Krenzen auto mechanics go on strikeFourteen mechanics and parts employees at the Krenzen car dealership in Duluth walked off the job Monday morning and began striking after employers failed to return to the bargaining table. But co-owner Howie Krenzen said Monday afternoon that vehicle servicing was continuing.
By: Candace Renalls, Duluth News Tribune
Fourteen mechanics and parts employees at the Krenzen car dealership in Duluth walked off the job Monday morning and began striking after employers failed to return to the bargaining table.
The four-year contract between United Auto Workers Local 241 and Krenzen and three Hermantown dealerships expired April 31. Subsequent talks through a federal mediator broke down in May.
The walkout at Krenzen followed a similar walkout of 17 mechanics and parts workers at Kolar Toyota on June 15. Striking mechanics now are picketing both sites.
About 30 mechanics and parts workers who are also covered by the contract remain on the job at Duluth Dodge and Kolar Chevrolet. Those dealerships, as well as Krenzen and Kolar Toyota, are represented by the Duluth Automobile Dealers Association in the contract negotiations.
“If we don’t get them back to the bargaining table, others will walk out,” said David Friske, a Krenzen mechanic who was picketing outside the dealership on Monday afternoon.
The 2.5 percent a year wage hike offered isn’t the issue, according to Alex Freeman, a striking master mechanic at Kolar Toyota. Higher employee contributions to health insurance and employees being asked to pay a surcharge for their underfunded pension fund are issues, he and union president Del Soiney say.
But the biggest sticking point is that dealerships want to reduce the times mechanics have to do repairs, veering away from industry guidelines used for years, according to the strikers.

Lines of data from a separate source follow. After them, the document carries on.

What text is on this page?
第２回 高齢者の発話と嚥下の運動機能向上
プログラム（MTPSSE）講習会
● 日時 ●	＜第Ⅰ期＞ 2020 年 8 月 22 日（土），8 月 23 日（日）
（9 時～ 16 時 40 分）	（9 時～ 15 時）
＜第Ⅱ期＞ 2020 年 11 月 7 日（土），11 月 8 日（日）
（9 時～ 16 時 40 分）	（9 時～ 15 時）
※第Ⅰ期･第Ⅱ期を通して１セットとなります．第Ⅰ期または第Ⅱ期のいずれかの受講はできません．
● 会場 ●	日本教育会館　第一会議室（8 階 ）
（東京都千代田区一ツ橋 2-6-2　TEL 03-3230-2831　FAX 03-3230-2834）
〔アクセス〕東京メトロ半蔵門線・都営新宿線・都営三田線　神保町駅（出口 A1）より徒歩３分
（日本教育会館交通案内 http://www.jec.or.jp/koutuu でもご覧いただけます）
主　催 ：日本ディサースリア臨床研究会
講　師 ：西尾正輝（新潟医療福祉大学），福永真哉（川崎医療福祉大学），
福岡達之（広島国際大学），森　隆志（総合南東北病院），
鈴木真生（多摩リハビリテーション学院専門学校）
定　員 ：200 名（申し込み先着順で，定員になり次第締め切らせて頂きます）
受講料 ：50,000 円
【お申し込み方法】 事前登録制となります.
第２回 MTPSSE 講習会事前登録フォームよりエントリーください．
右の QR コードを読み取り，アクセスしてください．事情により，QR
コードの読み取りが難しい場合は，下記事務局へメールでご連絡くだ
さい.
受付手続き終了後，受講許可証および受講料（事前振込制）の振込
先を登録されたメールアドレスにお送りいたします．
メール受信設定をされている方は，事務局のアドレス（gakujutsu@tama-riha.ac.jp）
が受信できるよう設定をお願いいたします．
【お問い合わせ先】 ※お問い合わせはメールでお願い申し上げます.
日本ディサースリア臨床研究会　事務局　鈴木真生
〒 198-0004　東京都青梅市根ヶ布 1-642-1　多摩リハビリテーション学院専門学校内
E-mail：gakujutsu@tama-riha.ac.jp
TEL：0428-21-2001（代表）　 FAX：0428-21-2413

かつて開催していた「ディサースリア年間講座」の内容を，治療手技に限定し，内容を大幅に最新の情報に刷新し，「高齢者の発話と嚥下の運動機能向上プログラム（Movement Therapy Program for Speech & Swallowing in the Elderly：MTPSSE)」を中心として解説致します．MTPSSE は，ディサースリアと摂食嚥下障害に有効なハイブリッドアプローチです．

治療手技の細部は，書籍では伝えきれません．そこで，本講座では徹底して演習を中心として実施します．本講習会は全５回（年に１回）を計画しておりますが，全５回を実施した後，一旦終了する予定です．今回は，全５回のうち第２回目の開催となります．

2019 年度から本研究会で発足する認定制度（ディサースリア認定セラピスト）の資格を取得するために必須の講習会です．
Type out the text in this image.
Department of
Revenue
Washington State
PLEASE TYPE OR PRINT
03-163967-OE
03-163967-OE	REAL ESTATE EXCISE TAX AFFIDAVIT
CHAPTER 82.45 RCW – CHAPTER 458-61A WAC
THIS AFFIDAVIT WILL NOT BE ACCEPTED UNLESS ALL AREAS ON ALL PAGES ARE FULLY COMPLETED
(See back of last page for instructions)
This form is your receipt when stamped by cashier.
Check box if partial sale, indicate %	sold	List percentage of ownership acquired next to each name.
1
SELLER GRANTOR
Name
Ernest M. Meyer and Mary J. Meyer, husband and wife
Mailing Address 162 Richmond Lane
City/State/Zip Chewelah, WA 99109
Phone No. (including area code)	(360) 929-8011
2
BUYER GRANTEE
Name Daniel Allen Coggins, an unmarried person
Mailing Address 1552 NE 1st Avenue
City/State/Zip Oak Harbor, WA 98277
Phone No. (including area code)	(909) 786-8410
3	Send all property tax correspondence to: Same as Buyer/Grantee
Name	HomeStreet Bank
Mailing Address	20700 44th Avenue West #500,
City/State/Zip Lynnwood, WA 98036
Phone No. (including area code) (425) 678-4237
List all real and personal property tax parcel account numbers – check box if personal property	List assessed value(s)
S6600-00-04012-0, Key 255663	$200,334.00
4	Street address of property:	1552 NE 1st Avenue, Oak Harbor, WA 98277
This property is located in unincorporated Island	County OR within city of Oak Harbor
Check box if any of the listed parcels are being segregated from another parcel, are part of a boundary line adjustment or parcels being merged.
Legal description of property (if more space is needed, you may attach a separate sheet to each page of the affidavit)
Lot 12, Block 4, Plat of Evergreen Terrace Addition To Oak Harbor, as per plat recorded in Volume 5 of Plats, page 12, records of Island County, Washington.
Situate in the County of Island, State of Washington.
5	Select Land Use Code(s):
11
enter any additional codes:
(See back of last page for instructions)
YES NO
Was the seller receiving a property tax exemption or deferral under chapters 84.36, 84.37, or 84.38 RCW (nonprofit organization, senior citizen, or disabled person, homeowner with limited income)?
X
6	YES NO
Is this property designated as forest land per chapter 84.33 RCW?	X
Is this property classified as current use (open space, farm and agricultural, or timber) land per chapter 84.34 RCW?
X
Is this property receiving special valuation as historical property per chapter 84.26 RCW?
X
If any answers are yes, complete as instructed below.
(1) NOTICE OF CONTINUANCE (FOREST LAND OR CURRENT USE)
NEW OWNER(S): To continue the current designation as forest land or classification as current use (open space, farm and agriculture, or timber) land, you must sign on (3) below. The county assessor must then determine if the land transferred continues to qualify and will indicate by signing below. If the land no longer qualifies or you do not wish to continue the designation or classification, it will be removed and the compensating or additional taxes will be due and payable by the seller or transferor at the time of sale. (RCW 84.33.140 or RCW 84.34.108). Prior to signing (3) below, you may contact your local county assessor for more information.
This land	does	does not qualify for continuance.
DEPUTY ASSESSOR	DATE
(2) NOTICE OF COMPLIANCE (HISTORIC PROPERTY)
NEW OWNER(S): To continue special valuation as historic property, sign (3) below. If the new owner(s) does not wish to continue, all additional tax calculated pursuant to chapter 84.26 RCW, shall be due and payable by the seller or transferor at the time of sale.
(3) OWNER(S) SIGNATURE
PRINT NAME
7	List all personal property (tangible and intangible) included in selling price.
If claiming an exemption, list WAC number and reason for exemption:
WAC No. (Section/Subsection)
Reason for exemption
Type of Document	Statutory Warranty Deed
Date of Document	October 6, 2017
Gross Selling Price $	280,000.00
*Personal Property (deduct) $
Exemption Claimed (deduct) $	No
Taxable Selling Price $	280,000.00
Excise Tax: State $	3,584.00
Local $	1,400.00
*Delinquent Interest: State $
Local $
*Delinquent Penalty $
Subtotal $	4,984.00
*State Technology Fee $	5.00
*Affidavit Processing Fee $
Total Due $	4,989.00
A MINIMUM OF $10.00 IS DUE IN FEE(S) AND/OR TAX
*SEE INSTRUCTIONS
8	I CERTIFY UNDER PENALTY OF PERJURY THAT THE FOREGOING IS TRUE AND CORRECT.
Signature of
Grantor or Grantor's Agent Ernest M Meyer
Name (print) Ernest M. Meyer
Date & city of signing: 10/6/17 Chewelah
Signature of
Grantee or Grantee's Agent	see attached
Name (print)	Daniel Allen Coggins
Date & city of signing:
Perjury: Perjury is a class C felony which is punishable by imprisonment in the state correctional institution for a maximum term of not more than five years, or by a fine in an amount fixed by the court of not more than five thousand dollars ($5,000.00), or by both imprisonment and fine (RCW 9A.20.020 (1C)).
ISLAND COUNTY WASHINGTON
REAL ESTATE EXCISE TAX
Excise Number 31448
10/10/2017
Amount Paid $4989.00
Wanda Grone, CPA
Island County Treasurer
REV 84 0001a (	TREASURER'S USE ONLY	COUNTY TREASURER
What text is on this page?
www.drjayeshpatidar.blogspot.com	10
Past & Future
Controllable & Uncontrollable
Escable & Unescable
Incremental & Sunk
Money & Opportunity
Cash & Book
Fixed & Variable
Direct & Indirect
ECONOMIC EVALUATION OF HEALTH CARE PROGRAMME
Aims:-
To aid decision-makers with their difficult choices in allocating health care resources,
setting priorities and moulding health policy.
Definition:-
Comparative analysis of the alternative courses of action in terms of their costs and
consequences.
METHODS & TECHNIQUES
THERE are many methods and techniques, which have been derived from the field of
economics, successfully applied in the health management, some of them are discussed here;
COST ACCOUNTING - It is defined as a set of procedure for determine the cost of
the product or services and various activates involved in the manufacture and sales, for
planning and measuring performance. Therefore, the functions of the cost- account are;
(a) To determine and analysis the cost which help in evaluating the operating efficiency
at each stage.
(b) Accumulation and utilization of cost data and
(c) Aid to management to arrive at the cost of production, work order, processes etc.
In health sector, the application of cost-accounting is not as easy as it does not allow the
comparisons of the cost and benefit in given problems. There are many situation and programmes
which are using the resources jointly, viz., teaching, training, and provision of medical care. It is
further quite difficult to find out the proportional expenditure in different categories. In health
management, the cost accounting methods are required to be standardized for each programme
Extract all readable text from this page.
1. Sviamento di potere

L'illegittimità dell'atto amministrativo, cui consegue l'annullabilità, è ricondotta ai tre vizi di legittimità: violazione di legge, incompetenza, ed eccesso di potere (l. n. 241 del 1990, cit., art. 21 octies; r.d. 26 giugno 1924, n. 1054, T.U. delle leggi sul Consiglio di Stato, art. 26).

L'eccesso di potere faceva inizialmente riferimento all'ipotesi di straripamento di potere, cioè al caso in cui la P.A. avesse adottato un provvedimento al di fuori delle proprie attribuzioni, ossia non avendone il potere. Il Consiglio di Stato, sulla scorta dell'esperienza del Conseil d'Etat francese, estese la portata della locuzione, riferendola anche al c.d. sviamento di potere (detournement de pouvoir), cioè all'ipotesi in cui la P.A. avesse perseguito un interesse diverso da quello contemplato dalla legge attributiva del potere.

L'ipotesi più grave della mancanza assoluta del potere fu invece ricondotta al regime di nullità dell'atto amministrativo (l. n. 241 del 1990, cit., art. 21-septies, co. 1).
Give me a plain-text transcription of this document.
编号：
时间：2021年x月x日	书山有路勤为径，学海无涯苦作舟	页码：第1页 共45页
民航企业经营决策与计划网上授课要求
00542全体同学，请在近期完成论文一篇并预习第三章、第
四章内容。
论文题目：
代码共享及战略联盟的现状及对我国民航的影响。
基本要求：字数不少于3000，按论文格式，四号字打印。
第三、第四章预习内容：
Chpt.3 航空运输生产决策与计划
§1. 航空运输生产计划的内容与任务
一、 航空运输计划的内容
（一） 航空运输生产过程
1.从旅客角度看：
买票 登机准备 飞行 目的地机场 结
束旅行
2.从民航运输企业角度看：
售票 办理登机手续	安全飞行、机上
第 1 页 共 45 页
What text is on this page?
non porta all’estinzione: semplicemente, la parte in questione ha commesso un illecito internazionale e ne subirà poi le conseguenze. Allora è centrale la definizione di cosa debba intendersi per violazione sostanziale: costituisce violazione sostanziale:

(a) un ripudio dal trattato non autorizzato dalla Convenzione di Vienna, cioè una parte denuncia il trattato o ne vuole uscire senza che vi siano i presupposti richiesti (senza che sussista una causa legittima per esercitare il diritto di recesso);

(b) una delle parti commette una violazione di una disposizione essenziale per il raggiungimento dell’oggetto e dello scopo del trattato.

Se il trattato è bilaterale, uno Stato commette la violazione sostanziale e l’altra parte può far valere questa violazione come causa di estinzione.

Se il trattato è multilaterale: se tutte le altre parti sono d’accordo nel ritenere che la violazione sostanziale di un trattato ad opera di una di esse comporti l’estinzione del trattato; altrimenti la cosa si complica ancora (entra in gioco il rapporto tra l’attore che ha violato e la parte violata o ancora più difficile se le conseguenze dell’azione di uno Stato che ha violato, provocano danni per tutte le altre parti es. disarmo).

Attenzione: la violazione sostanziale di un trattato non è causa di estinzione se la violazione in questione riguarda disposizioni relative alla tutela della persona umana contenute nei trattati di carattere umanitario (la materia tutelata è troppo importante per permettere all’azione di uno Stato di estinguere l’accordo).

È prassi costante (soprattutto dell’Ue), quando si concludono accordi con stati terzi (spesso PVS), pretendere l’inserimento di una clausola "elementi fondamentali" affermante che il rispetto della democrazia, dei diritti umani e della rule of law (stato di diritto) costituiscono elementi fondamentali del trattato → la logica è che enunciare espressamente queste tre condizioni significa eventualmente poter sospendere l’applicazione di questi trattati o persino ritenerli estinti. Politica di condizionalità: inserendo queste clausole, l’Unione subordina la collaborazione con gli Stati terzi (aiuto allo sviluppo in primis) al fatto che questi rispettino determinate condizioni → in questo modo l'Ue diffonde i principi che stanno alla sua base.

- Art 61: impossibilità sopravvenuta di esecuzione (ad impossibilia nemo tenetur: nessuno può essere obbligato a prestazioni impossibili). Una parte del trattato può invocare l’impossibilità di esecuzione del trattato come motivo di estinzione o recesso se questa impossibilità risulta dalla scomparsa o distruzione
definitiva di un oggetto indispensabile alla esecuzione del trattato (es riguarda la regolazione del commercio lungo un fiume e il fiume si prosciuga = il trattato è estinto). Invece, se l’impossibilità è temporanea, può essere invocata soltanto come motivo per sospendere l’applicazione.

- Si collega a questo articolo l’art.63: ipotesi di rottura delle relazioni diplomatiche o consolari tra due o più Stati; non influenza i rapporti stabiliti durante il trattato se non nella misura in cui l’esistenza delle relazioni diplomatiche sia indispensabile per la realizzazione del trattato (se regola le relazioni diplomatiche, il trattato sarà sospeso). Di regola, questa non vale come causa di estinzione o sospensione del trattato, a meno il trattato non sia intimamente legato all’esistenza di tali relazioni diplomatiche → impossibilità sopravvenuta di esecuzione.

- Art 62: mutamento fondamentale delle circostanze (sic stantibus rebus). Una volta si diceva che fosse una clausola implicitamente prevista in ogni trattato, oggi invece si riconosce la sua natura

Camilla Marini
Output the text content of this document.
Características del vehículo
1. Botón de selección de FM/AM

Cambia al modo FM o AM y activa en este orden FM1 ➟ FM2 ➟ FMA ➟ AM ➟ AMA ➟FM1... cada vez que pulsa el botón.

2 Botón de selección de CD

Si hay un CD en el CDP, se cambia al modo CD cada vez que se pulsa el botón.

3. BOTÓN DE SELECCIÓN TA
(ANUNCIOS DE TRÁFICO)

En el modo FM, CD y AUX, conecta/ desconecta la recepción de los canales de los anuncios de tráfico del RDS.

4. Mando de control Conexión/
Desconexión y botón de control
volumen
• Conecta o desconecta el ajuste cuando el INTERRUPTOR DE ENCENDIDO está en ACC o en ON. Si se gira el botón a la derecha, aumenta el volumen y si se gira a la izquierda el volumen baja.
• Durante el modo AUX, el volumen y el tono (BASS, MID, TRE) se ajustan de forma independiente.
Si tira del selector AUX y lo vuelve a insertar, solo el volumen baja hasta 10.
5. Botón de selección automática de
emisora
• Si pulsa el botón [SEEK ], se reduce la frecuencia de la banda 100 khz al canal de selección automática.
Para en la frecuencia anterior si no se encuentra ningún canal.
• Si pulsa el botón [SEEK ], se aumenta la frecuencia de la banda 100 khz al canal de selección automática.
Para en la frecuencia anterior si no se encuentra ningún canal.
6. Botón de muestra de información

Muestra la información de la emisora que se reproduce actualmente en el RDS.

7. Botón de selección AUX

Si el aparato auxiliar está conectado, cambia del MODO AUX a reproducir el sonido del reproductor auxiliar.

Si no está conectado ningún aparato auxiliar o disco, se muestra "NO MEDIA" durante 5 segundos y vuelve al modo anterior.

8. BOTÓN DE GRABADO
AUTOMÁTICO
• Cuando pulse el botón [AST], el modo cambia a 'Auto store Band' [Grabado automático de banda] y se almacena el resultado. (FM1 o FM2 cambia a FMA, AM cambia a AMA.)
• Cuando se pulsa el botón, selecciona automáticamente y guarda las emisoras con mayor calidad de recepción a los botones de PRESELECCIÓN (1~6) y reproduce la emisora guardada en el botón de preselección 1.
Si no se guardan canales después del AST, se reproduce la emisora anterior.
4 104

“They want to eliminate wording in the contract so they can charge whatever they want and pay us whatever they want,” Freeman said.
Kevin Bushe, a mechanic and union steward at Krenzen, summed it up this way: “They’re not giving mechanics enough time to do the work. That’s the main deal.”
According to Soiney, the Kolar Automotive Group has already changed those times. So the UAW filed an unfair labor practice charge against them with the National Labor Relations Board in Minneapolis, he said.
David Solon, general manager of Kolar Toyota, declined to discuss the negotiations with the media. He said the dealership is continuing to service cars as much as possible.
Over at Krenzen, Friske said the mechanics made sure they didn’t start a repair Monday they couldn’t finish before their 10:30 a.m. walkout.
“We don’t want to make our customers mad,” he said. “We want them to come back. We didn’t want to leave people stranded. Our gripe is not with them, it is with the dealership.”
After all the union mechanics walked out of Krenzen, some cars remained in the parking lot unserviced, Friske said. And at least one customer was called at 11 a.m. and asked to pick up his car without all the repairs done.
But co-owner Howie Krenzen said Monday afternoon that vehicle servicing was continuing.
“We still have plenty,” he said. “We have service advisers and management that have all the knowledge and capability to service cars.”
And since Kolar Toyota mechanics walked out 10 days earlier, they expected their mechanics also would walk out eventually, he said.